Abigail Tobis ’20, Editor-in-Chief

Every year a word is selected that is said to have been the most used and searched over the course of year’s 12 months. This year there is a competition as there have been two different words elected as the word of 2018. According to Dictionary.com, the word of the year is misinformation, but Oxford English Dictionaries says that the word of the year is toxic. They are different, but both negative. The big question is, what do people feel the real word of the year is, and why were these two words chosen?


According to Dictionary.com, the official definition of misinformation is “false information that is spread, regardless of whether there is intent to mislead.” With social media and the ability for anyone to say anything that they want, the ability for misinformation to be spread is so much easier. Dictionary.com said, “This year, Twitter cracked down on millions of accounts that did not represent real human users for spreading misinformation.” Creating an account on social media can take only five minutes, and you are able to say whatever you want under a different username, allowing false information to spread easier than ever before. This word also sparked in a political element, with President Trump’s election. “In early November, fact-checkers from the Washington Post shared their record of all the false or misleading claims President Trump has made since becoming president. As of the time of that report, the count was at 6,420, an average of about 10 false or misleading claims a day,” Dictionary.com said. The word misinformation could be a good word to describe 2018, but its reasons are very political, so it can be very one-sided.

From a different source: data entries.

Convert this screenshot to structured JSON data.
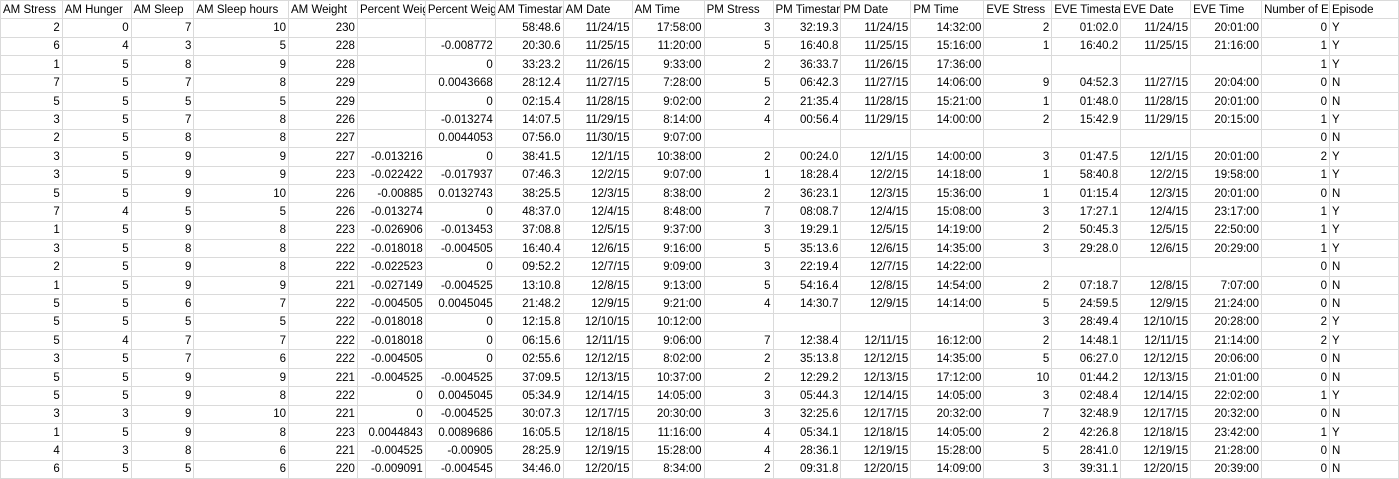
{
  "sheet": {
    "headers": [
      "AM Stress",
      "AM Hunger",
      "AM Sleep",
      "AM Sleep hours",
      "AM Weight",
      "Percent Weig",
      "Percent Weig",
      "AM Timestar",
      "AM Date",
      "AM Time",
      "PM Stress",
      "PM Timestar",
      "PM Date",
      "PM Time",
      "EVE Stress",
      "EVE Timestar",
      "EVE Date",
      "EVE Time",
      "Number of E",
      "Episode"
    ],
    "rows": [
      [
        "2",
        "0",
        "7",
        "10",
        "230",
        "",
        "",
        "58:48.6",
        "11/24/15",
        "17:58:00",
        "3",
        "32:19.3",
        "11/24/15",
        "14:32:00",
        "2",
        "01:02.0",
        "11/24/15",
        "20:01:00",
        "0",
        "Y"
      ],
      [
        "6",
        "4",
        "3",
        "5",
        "228",
        "",
        "-0.008772",
        "20:30.6",
        "11/25/15",
        "11:20:00",
        "5",
        "16:40.8",
        "11/25/15",
        "15:16:00",
        "1",
        "16:40.2",
        "11/25/15",
        "21:16:00",
        "1",
        "Y"
      ],
      [
        "1",
        "5",
        "8",
        "9",
        "228",
        "",
        "0",
        "33:23.2",
        "11/26/15",
        "9:33:00",
        "2",
        "36:33.7",
        "11/26/15",
        "17:36:00",
        "",
        "",
        "",
        "",
        "1",
        "Y"
      ],
      [
        "7",
        "5",
        "7",
        "8",
        "229",
        "",
        "0.0043668",
        "28:12.4",
        "11/27/15",
        "7:28:00",
        "5",
        "06:42.3",
        "11/27/15",
        "14:06:00",
        "9",
        "04:52.3",
        "11/27/15",
        "20:04:00",
        "0",
        "N"
      ],
      [
        "5",
        "5",
        "5",
        "5",
        "229",
        "",
        "0",
        "02:15.4",
        "11/28/15",
        "9:02:00",
        "2",
        "21:35.4",
        "11/28/15",
        "15:21:00",
        "1",
        "01:48.0",
        "11/28/15",
        "20:01:00",
        "0",
        "N"
      ],
      [
        "3",
        "5",
        "7",
        "8",
        "226",
        "",
        "-0.013274",
        "14:07.5",
        "11/29/15",
        "8:14:00",
        "4",
        "00:56.4",
        "11/29/15",
        "14:00:00",
        "2",
        "15:42.9",
        "11/29/15",
        "20:15:00",
        "1",
        "Y"
      ],
      [
        "2",
        "5",
        "8",
        "8",
        "227",
        "",
        "0.0044053",
        "07:56.0",
        "11/30/15",
        "9:07:00",
        "",
        "",
        "",
        "",
        "",
        "",
        "",
        "",
        "0",
        "N"
      ],
      [
        "3",
        "5",
        "9",
        "9",
        "227",
        "-0.013216",
        "0",
        "38:41.5",
        "12/1/15",
        "10:38:00",
        "2",
        "00:24.0",
        "12/1/15",
        "14:00:00",
        "3",
        "01:47.5",
        "12/1/15",
        "20:01:00",
        "2",
        "Y"
      ],
      [
        "3",
        "5",
        "9",
        "9",
        "223",
        "-0.022422",
        "-0.017937",
        "07:46.3",
        "12/2/15",
        "9:07:00",
        "1",
        "18:28.4",
        "12/2/15",
        "14:18:00",
        "1",
        "58:40.8",
        "12/2/15",
        "19:58:00",
        "1",
        "Y"
      ],
      [
        "5",
        "5",
        "9",
        "10",
        "226",
        "-0.00885",
        "0.0132743",
        "38:25.5",
        "12/3/15",
        "8:38:00",
        "2",
        "36:23.1",
        "12/3/15",
        "15:36:00",
        "1",
        "01:15.4",
        "12/3/15",
        "20:01:00",
        "0",
        "N"
      ],
      [
        "7",
        "4",
        "5",
        "5",
        "226",
        "-0.013274",
        "0",
        "48:37.0",
        "12/4/15",
        "8:48:00",
        "7",
        "08:08.7",
        "12/4/15",
        "15:08:00",
        "3",
        "17:27.1",
        "12/4/15",
        "23:17:00",
        "1",
        "Y"
      ],
      [
        "1",
        "5",
        "9",
        "8",
        "223",
        "-0.026906",
        "-0.013453",
        "37:08.8",
        "12/5/15",
        "9:37:00",
        "3",
        "19:29.1",
        "12/5/15",
        "14:19:00",
        "2",
        "50:45.3",
        "12/5/15",
        "22:50:00",
        "1",
        "Y"
      ],
      [
        "3",
        "5",
        "8",
        "8",
        "222",
        "-0.018018",
        "-0.004505",
        "16:40.4",
        "12/6/15",
        "9:16:00",
        "5",
        "35:13.6",
        "12/6/15",
        "14:35:00",
        "3",
        "29:28.0",
        "12/6/15",
        "20:29:00",
        "1",
        "Y"
      ],
      [
        "2",
        "5",
        "9",
        "8",
        "222",
        "-0.022523",
        "0",
        "09:52.2",
        "12/7/15",
        "9:09:00",
        "3",
        "22:19.4",
        "12/7/15",
        "14:22:00",
        "",
        "",
        "",
        "",
        "0",
        "N"
      ],
      [
        "1",
        "5",
        "9",
        "9",
        "221",
        "-0.027149",
        "-0.004525",
        "13:10.8",
        "12/8/15",
        "9:13:00",
        "5",
        "54:16.4",
        "12/8/15",
        "14:54:00",
        "2",
        "07:18.7",
        "12/8/15",
        "7:07:00",
        "0",
        "N"
      ],
      [
        "5",
        "5",
        "6",
        "7",
        "222",
        "-0.004505",
        "0.0045045",
        "21:48.2",
        "12/9/15",
        "9:21:00",
        "4",
        "14:30.7",
        "12/9/15",
        "14:14:00",
        "5",
        "24:59.5",
        "12/9/15",
        "21:24:00",
        "0",
        "N"
      ],
      [
        "5",
        "5",
        "5",
        "5",
        "222",
        "-0.018018",
        "0",
        "12:15.8",
        "12/10/15",
        "10:12:00",
        "",
        "",
        "",
        "",
        "3",
        "28:49.4",
        "12/10/15",
        "20:28:00",
        "2",
        "Y"
      ],
      [
        "5",
        "4",
        "7",
        "7",
        "222",
        "-0.018018",
        "0",
        "06:15.6",
        "12/11/15",
        "9:06:00",
        "7",
        "12:38.4",
        "12/11/15",
        "16:12:00",
        "2",
        "14:48.1",
        "12/11/15",
        "21:14:00",
        "2",
        "Y"
      ],
      [
        "3",
        "5",
        "7",
        "6",
        "222",
        "-0.004505",
        "0",
        "02:55.6",
        "12/12/15",
        "8:02:00",
        "2",
        "35:13.8",
        "12/12/15",
        "14:35:00",
        "5",
        "06:27.0",
        "12/12/15",
        "20:06:00",
        "0",
        "N"
      ],
      [
        "5",
        "5",
        "9",
        "9",
        "221",
        "-0.004525",
        "-0.004525",
        "37:09.5",
        "12/13/15",
        "10:37:00",
        "2",
        "12:29.2",
        "12/13/15",
        "17:12:00",
        "10",
        "01:44.2",
        "12/13/15",
        "21:01:00",
        "0",
        "N"
      ],
      [
        "5",
        "5",
        "9",
        "8",
        "222",
        "0",
        "0.0045045",
        "05:34.9",
        "12/14/15",
        "14:05:00",
        "3",
        "05:44.3",
        "12/14/15",
        "14:05:00",
        "3",
        "02:48.4",
        "12/14/15",
        "22:02:00",
        "1",
        "Y"
      ],
      [
        "3",
        "3",
        "9",
        "10",
        "221",
        "0",
        "-0.004525",
        "30:07.3",
        "12/17/15",
        "20:30:00",
        "3",
        "32:25.6",
        "12/17/15",
        "20:32:00",
        "7",
        "32:48.9",
        "12/17/15",
        "20:32:00",
        "0",
        "N"
      ],
      [
        "1",
        "5",
        "9",
        "8",
        "223",
        "0.0044843",
        "0.0089686",
        "16:05.5",
        "12/18/15",
        "11:16:00",
        "4",
        "05:34.1",
        "12/18/15",
        "14:05:00",
        "2",
        "42:26.8",
        "12/18/15",
        "23:42:00",
        "1",
        "Y"
      ],
      [
        "4",
        "3",
        "8",
        "6",
        "221",
        "-0.004525",
        "-0.00905",
        "28:25.9",
        "12/19/15",
        "15:28:00",
        "4",
        "28:36.1",
        "12/19/15",
        "15:28:00",
        "5",
        "28:41.0",
        "12/19/15",
        "21:28:00",
        "0",
        "N"
      ],
      [
        "6",
        "5",
        "5",
        "6",
        "220",
        "-0.009091",
        "-0.004545",
        "34:46.0",
        "12/20/15",
        "8:34:00",
        "2",
        "09:31.8",
        "12/20/15",
        "14:09:00",
        "3",
        "39:31.1",
        "12/20/15",
        "20:39:00",
        "0",
        "N"
      ]
    ]
  }
}
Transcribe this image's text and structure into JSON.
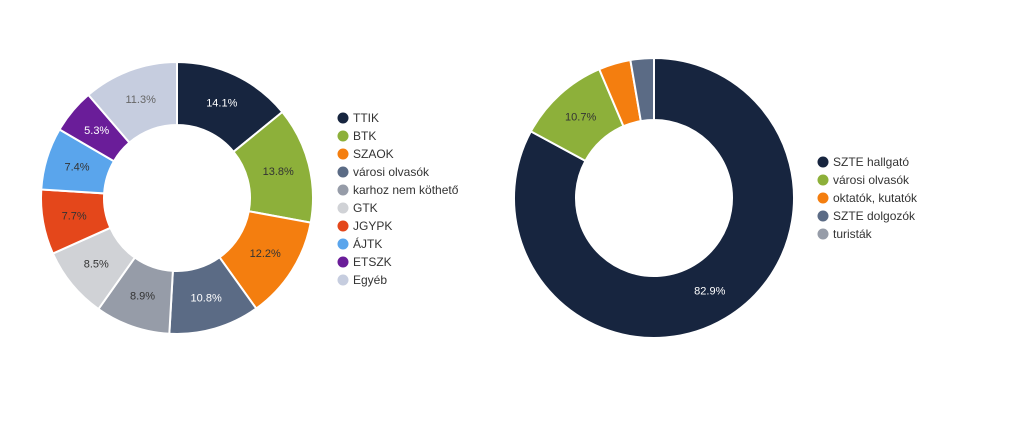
{
  "chart_data": [
    {
      "type": "pie",
      "donut": true,
      "legend_position": "right",
      "slices": [
        {
          "name": "TTIK",
          "value": 14.1,
          "label": "14.1%",
          "color": "#17253f",
          "label_color": "#ffffff"
        },
        {
          "name": "BTK",
          "value": 13.8,
          "label": "13.8%",
          "color": "#8db03a",
          "label_color": "#333333"
        },
        {
          "name": "SZAOK",
          "value": 12.2,
          "label": "12.2%",
          "color": "#f47e0f",
          "label_color": "#333333"
        },
        {
          "name": "városi olvasók",
          "value": 10.8,
          "label": "10.8%",
          "color": "#5b6b85",
          "label_color": "#ffffff"
        },
        {
          "name": "karhoz nem köthető",
          "value": 8.9,
          "label": "8.9%",
          "color": "#969ca8",
          "label_color": "#333333"
        },
        {
          "name": "GTK",
          "value": 8.5,
          "label": "8.5%",
          "color": "#d0d2d6",
          "label_color": "#333333"
        },
        {
          "name": "JGYPK",
          "value": 7.7,
          "label": "7.7%",
          "color": "#e4471b",
          "label_color": "#333333"
        },
        {
          "name": "ÁJTK",
          "value": 7.4,
          "label": "7.4%",
          "color": "#5aa5ec",
          "label_color": "#333333"
        },
        {
          "name": "ETSZK",
          "value": 5.3,
          "label": "5.3%",
          "color": "#6a1d99",
          "label_color": "#ffffff"
        },
        {
          "name": "Egyéb",
          "value": 11.3,
          "label": "11.3%",
          "color": "#c6cddf",
          "label_color": "#666666"
        }
      ]
    },
    {
      "type": "pie",
      "donut": true,
      "legend_position": "right",
      "slices": [
        {
          "name": "SZTE hallgató",
          "value": 82.9,
          "label": "82.9%",
          "color": "#17253f",
          "label_color": "#ffffff"
        },
        {
          "name": "városi olvasók",
          "value": 10.7,
          "label": "10.7%",
          "color": "#8db03a",
          "label_color": "#333333"
        },
        {
          "name": "oktatók, kutatók",
          "value": 3.7,
          "label": "",
          "color": "#f47e0f",
          "label_color": "#333333"
        },
        {
          "name": "SZTE dolgozók",
          "value": 2.7,
          "label": "",
          "color": "#5b6b85",
          "label_color": "#ffffff"
        },
        {
          "name": "turisták",
          "value": 0.0,
          "label": "",
          "color": "#969ca8",
          "label_color": "#333333"
        }
      ]
    }
  ]
}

According to Oxford Dictionaries the word toxic means poisonous or harmful. It stated “Our data shows that, along with a 45 percent rise in the number of times it has been looked up on oxforddictionaries.com, over the last year the word toxic has been used in an array of contexts, both in its literal and more metaphorical senses.” All the natural disasters that have occured like the California fires that occurred towards the end of the year, is also a reason for toxic definition. The website states that the word is due to the increase in the rates of pollution in 2018. It was also used in context of the workplace. “From overly demanding workloads to outright sexual harassment, many companies have been exposed as crucibles for such toxic culture this year…”

Then it was time to take it to the students of South Lyon High School to decide what they thought should be the 2018 word of the year. In a poll of 50 students, thought toxic was the word of the year with 39 votes. Junior Olivia Stafford said, “Toxic, definitely. This word perfectly describes 2018, with friendships and just everything about the year.” A lot of students agreed with this feeling of negativity towards the year of 2018 overall. Both words are not positive one to describe our year, so let us try and make 2019 a better year to have some happier word contenders.